28 MAGGIO 1943: LIVORNO SOTTO IL FUOCO AMERICANO
>E' il 28 maggio 1943 e per la prima volta, da quando è iniziato il secondo conflitto mondiale, la città di Livorno subisce un bombardamento aereo "ALLA CIECA" da parte degli alleati. Tutto inizia alle undici del mattino, quando la popolazione, abituata al coprifuoco con quell'attesa angosciosa di un evento che prima o poi avrebbe conosciuto, ma che non si aspettava certo in pieno giorno, si dà da fare in quelle che sono diventate ormai le attività quotidiane di guerra contro un duro e potente invasore. Improvvisamente l'urlo contemporaneo e terrificante delle sirene di allarme sconvolge la vita dei livornesi, che presi dal terrore si affrettano a ripararsi nei rifugi . E' l'attacco che da troppo tempo si aspettavano; e che senz'altro la cinica freddezza degli Alleati non glielo avrebbero risparmiato.

Quante volte avevano sentito passare sulle loro teste i rumori assordanti delle fortezze volanti che ritornavano dalle loro incursioni e quante volte avevano ringraziato Dio per essere di nuovo scampati ad una tragedia. Adesso era la loro volta.

Quel giorno però Livorno toccò con mano il suo primo bombardamento a tappeto, ovvero come lo chiamavano gli inglesi, "area bombing". L'effetto di questa drammatica tattica di attacco aereo era teso a paralizzare i servizi essenziali della città e con essi le sue industrie.

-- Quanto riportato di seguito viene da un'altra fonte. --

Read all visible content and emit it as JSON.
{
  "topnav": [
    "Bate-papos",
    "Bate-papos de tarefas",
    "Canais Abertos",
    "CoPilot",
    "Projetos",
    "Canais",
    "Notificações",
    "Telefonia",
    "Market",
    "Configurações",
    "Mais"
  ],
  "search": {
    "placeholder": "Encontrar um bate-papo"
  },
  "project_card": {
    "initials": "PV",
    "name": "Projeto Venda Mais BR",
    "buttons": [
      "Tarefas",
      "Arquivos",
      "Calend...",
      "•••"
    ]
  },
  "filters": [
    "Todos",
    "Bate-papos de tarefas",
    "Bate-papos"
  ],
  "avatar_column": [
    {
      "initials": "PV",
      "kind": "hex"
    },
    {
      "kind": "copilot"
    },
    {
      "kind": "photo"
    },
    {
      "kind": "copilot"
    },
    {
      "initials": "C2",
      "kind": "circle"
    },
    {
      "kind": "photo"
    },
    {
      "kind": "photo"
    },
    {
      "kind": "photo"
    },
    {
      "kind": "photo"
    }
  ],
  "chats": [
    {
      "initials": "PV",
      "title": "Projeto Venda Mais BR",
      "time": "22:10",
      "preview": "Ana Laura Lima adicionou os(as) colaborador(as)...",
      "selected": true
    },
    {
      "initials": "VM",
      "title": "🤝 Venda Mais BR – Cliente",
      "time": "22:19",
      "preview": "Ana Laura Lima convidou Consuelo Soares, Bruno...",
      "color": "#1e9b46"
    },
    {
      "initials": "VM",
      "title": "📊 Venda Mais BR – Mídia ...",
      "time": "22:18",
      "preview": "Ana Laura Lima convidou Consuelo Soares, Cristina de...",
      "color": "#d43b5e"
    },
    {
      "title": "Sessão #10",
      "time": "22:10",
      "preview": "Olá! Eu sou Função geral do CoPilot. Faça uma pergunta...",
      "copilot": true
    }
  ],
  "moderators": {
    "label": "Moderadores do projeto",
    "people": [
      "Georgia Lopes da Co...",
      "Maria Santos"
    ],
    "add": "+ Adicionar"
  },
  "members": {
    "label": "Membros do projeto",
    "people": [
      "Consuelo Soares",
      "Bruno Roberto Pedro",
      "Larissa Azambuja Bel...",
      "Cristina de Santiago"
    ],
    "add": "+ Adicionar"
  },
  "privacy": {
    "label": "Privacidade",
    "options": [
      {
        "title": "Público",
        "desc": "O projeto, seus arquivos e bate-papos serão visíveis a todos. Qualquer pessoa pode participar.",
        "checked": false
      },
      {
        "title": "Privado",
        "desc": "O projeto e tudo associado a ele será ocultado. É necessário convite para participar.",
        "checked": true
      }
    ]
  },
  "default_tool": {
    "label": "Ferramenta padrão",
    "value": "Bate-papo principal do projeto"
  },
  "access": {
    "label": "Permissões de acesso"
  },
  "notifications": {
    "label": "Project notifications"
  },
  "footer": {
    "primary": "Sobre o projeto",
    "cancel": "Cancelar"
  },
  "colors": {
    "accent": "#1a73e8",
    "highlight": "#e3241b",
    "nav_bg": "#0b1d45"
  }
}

A tale proposito già Churchill, durante il primo attacco inglese a Foggia, che era costato 22.000 vittime, ebbe a  dire che l'aveva "coventrizzata". Quella fatidica mattina del 28 maggio 1943 la "coventrizzazione" toccò a Livorno. Venticinque minuti dopo che erano suonate le sirene, Livorno venne sommersa dal ferro e dal fuoco. Il primo lancio di bombe sconquassò la città. I tetti, le mura e gli edifici interi saltarono in aria e le macerie ricadendo ovunque causavano ulteriori danni e vittime. Da Borgo Cappuccini agli Scali D'Azeglio, via Roma, via Maggi, Viale Italia, allora Regina Margherita, via de Larderel, via S. Carlo, via Venezia; ovunque c'era la distruzione, il fuoco, il fumo ed i morti non si riusciva a contarli da tanti che erano.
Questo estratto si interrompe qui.